During this time, the cold war was hitting its peak, if not at its peak already, and hippies, for many older folk like Rick, were as anti-western as you could get.
In eyes of the preceding generation, they were no better than communists. They eschewed the occidental ideals of working hard, contributing to society, and making something of themselves. They were anti-establishment, circumspect of the negative effects of consumerism, but blind to the positives of capitalism. In short, they were anti-American, and given that Rick Dalton and the older generation fought for American ideals, Rick saw them as stepping on their sacrifices. In the film, they're freeloaders. Their only visible line of work is providing sightseeing on horseback for tourists, hardly a job that requires much effort. They were against working hard which, at the time, was seen as an integral part of American culture. I reckon a large part of why Americans work more on average than any other nation is because of these instilled beliefs.

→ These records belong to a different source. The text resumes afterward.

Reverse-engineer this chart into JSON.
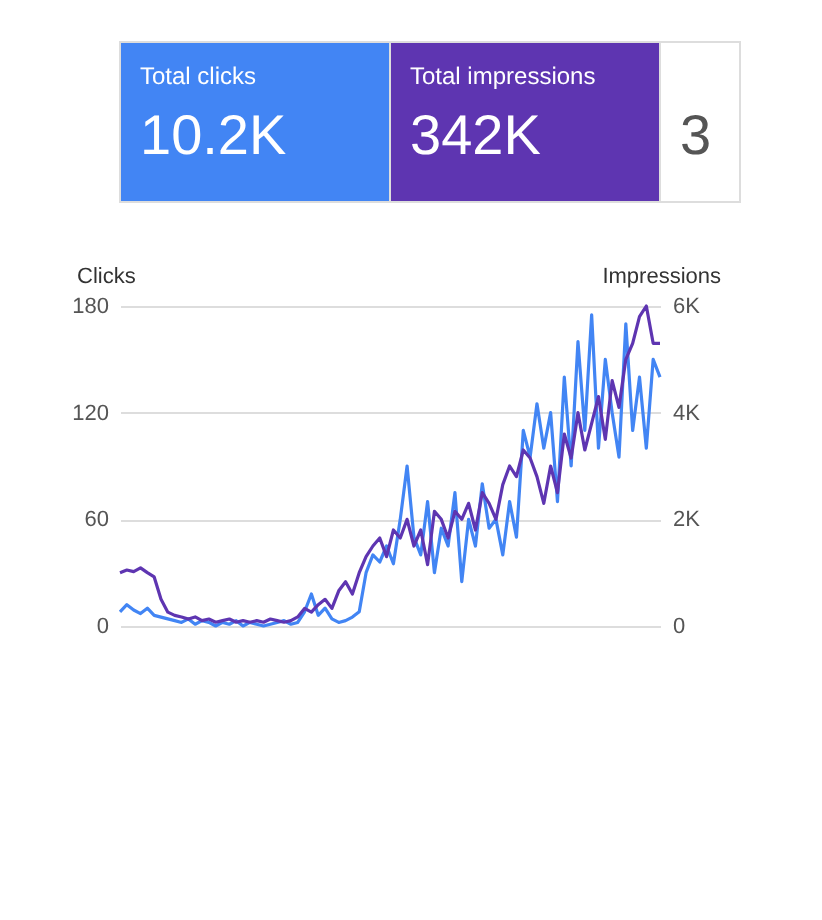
{
  "chart_data": {
    "type": "line",
    "annotations": [
      "Total clicks",
      "10.2K",
      "Total impressions",
      "342K",
      "3"
    ],
    "ylabel": "Clicks",
    "y2label": "Impressions",
    "categories": [
      null,
      null,
      null,
      null,
      null,
      null,
      null,
      null,
      null,
      null,
      null,
      null,
      null,
      null,
      null,
      null,
      null,
      null,
      null,
      null,
      null,
      null,
      null,
      null,
      null,
      null,
      null,
      null,
      null,
      null,
      null,
      null,
      null,
      null,
      null,
      null,
      null,
      null,
      null,
      null,
      null,
      null,
      null,
      null,
      null,
      null,
      null,
      null,
      null,
      null,
      null,
      null,
      null,
      null,
      null,
      null,
      null,
      null,
      null,
      null,
      null,
      null,
      null,
      null,
      null,
      null,
      null,
      null,
      null,
      null,
      null,
      null,
      null,
      null,
      null,
      null,
      null,
      null,
      null,
      null
    ],
    "series": [
      {
        "color": "#4285f4",
        "values": [
          8,
          12,
          9,
          7,
          10,
          6,
          5,
          4,
          3,
          2,
          4,
          1,
          3,
          2,
          0,
          2,
          1,
          3,
          0,
          2,
          1,
          0,
          1,
          2,
          3,
          1,
          2,
          8,
          18,
          6,
          10,
          4,
          2,
          3,
          5,
          8,
          30,
          40,
          36,
          45,
          35,
          60,
          90,
          50,
          40,
          70,
          30,
          55,
          45,
          75,
          25,
          60,
          45,
          80,
          55,
          60,
          40,
          70,
          50,
          110,
          95,
          125,
          100,
          120,
          70,
          140,
          90,
          160,
          110,
          175,
          100,
          150,
          120,
          95,
          170,
          110,
          140,
          100,
          150,
          140
        ]
      },
      {
        "color": "#5e35b1",
        "axis": "y2",
        "values": [
          1000,
          1050,
          1020,
          1090,
          1000,
          920,
          500,
          260,
          200,
          170,
          130,
          170,
          100,
          130,
          70,
          100,
          130,
          70,
          100,
          70,
          100,
          70,
          130,
          100,
          70,
          100,
          170,
          330,
          260,
          400,
          500,
          330,
          660,
          830,
          600,
          1000,
          1300,
          1500,
          1650,
          1300,
          1800,
          1650,
          2000,
          1500,
          1800,
          1150,
          2150,
          2000,
          1650,
          2150,
          2000,
          2300,
          1800,
          2500,
          2300,
          2000,
          2650,
          3000,
          2800,
          3300,
          3150,
          2800,
          2300,
          3000,
          2500,
          3600,
          3150,
          4000,
          3300,
          3800,
          4300,
          3500,
          4600,
          4100,
          5000,
          5300,
          5800,
          6000,
          5300,
          5300
        ]
      }
    ],
    "ylim": [
      0,
      180
    ],
    "yticks": [
      0,
      60,
      120,
      180
    ],
    "y2lim": [
      0,
      6000
    ],
    "y2ticks": [
      0,
      {
        "value": 2000,
        "label": "2K"
      },
      {
        "value": 4000,
        "label": "4K"
      },
      {
        "value": 6000,
        "label": "6K"
      }
    ],
    "grid": "y",
    "line_style": "solid",
    "marker": "none"
  }
}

The hippies, in some respects, were akin to the millennials, in the sense that they were too young to have served in either the Korean and Vietnamese war or in the Gulf and Iraqi/Afghan war. Although millennials don't have a subculture, they're colloquially and disparaging referred to as such. They were idealistic, and as with many ideals, what looks good on paper more often than not resembles what Tarantino depicted in the film, disarray.